The line's original passenger rolling stock was three four-wheel railcars, BCFe 2/2 1–3 and three carriages, B 11–13. For goods traffic there was a four-wheel goods railcar, Fe 2/2 21, four vans and five open wagons. Increasing traffic led to the purchase of a fourth passenger railcar, BCFe 2/2 4, and more goods wagons in 1928. In 1955 Fe 2/2 21, was replaced with a new goods railcar, Fe 2/2 22, built on the chassis of BCFe 2/2 2.

The line was modernised in 1949 with three new bogie railcars, CFe 4/4 (later BDe 4/4) 5–7. Each had 50 seats and a baggage compartment and they allowed the journey time from Schwanden to Elm to be reduced from 52 to 40 minutes. When the Sernftal line closed these railcars were sold to the Aigle–Ollon–Monthey–Champéry railway, and later resold to Stern & Hafferl in Austria for use on their Traunseebahn and Atterseebahn.

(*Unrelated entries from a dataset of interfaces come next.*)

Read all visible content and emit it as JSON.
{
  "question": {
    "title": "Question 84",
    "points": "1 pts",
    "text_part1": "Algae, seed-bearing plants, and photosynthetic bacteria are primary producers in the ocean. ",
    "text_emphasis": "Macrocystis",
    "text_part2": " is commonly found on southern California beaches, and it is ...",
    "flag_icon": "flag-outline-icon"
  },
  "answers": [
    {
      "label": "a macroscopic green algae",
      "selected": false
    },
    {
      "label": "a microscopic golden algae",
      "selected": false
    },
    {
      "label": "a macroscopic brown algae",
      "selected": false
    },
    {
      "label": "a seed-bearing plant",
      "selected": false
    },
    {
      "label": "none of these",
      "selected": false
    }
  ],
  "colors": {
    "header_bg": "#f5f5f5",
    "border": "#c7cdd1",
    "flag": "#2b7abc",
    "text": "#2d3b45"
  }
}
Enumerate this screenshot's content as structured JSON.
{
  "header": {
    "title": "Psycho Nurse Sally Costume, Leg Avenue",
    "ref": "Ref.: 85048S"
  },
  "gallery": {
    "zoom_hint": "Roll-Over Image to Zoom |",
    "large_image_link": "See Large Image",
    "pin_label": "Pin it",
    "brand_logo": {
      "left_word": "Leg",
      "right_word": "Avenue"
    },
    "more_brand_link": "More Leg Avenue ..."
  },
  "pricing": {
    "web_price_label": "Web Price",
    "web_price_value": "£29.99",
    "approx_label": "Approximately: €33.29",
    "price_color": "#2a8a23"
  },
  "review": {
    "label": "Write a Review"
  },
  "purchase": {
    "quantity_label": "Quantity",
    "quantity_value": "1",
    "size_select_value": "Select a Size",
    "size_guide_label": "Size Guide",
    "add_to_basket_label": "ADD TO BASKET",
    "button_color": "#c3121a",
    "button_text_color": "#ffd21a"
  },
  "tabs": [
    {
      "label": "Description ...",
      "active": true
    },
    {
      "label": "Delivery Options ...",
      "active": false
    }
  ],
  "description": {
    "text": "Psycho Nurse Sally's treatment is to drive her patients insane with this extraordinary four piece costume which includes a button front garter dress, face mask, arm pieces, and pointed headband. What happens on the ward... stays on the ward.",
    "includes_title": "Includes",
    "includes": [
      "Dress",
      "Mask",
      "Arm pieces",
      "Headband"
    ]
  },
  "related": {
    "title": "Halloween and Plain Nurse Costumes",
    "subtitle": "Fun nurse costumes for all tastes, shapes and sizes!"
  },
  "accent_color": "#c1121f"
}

Railcar 7 was destroyed in a fire in 1987, but the other two remained in use until 2016. In 2017 they were acquired by the Verein Sernftalbahn and returned to the Sernf Valley.

==Museum==
A preservation society, the Verein Sernftalbahn, runs a museum at Engi-Vorderdorf. Their collection includes railcars BDe 4/4 5 and 6, restored to their original condition, and two freight cars from the line (K35 and K36).

When the line closed some rolling stock went to the Blonay–Chamby museum railway: a four-wheeled motor coach of 1928 (BDe 2/2 4), a trailer (B2 13) and a freight car (K31), both of 1905.